Institutional investor accounts also gave reasons for the suspension. For example:

Ludovic Phalippou is a French financial economist and researcher. His work has been highly critical of private equity. He warned against the use of leverage in investment portfolios. “Most people think that increasing leverage will increase returns. This is a mistake,” he said via email. “As simple as possible: If you invest in AAA bonds, suppose you will definitely get a 2% return. If you increase your stock portfolio, [you may, let’s say,] There is a 50% chance to get a 20% chance and a 50% chance to lose a 10% chance. In this example, the expected return is higher, but you are not getting the expected return, [and] This is where the error lies: you either win more or lose more. If you are a pension fund and increase leverage, you are doing the latter-basically, betting on the house. You risk losing a lot of money because you want the opportunity to be a solvent. ”

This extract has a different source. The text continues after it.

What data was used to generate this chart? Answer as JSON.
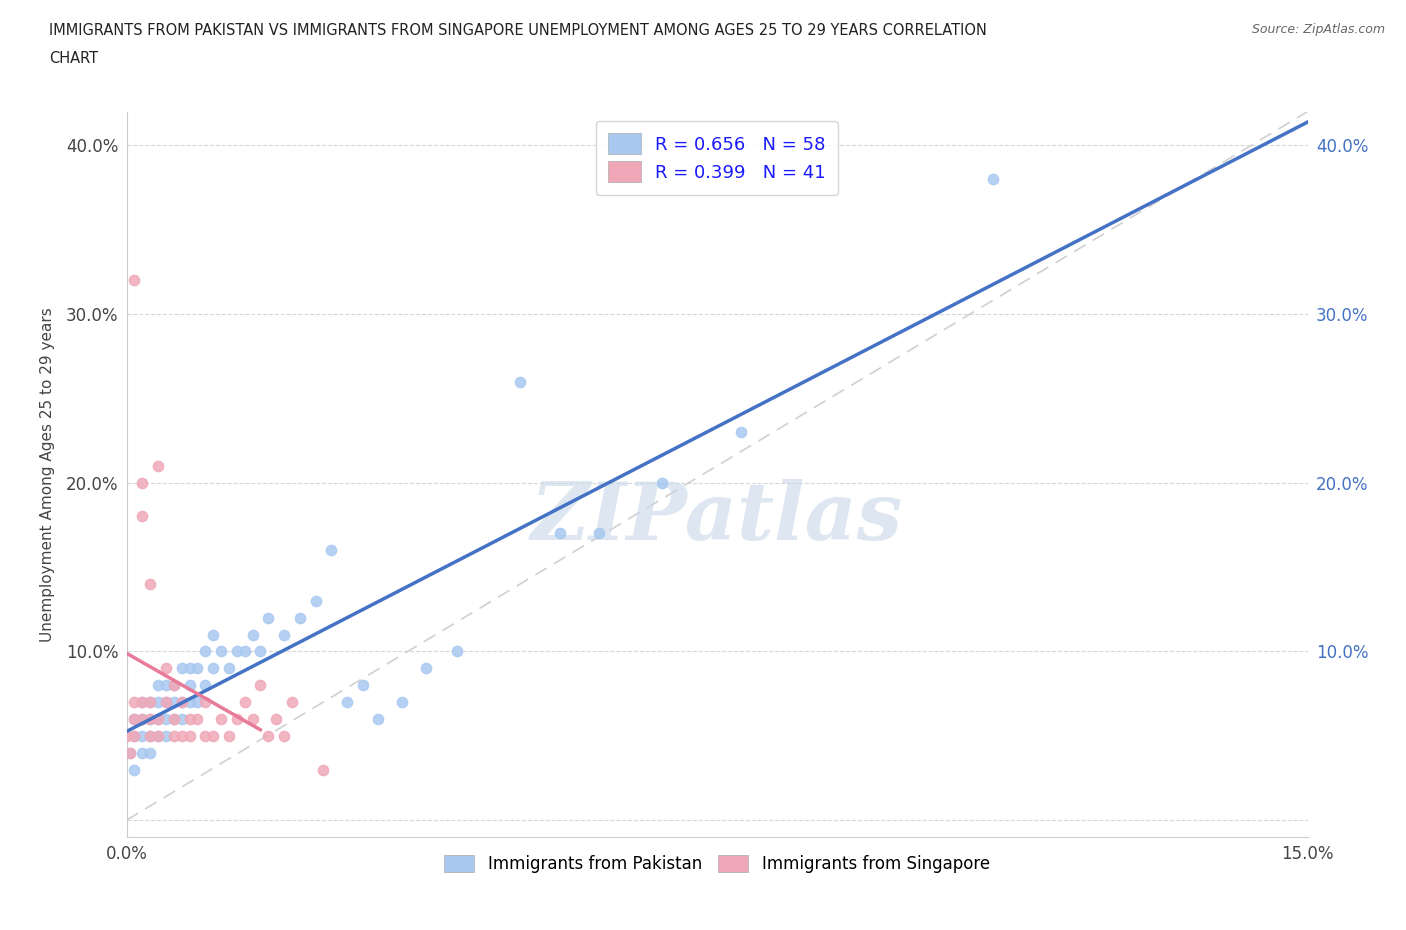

Like CalPERS, the board did not properly understand the risks. As far as its board members are concerned, this is after they approve the strategy through such news reports. As CalPERS board member Margaret Brown said:

Employees, Meketa or Wilshire have never raised or discussed this impact on leverage risk with the board of directors.

The ancients believed that God protects children, fools, and drunks. Perhaps CalPERS is such an obvious liar, betting on God’s intervention. But considering how many naive investors give their heads to them, God clearly sees investment as a rigid image field that is not protected by him.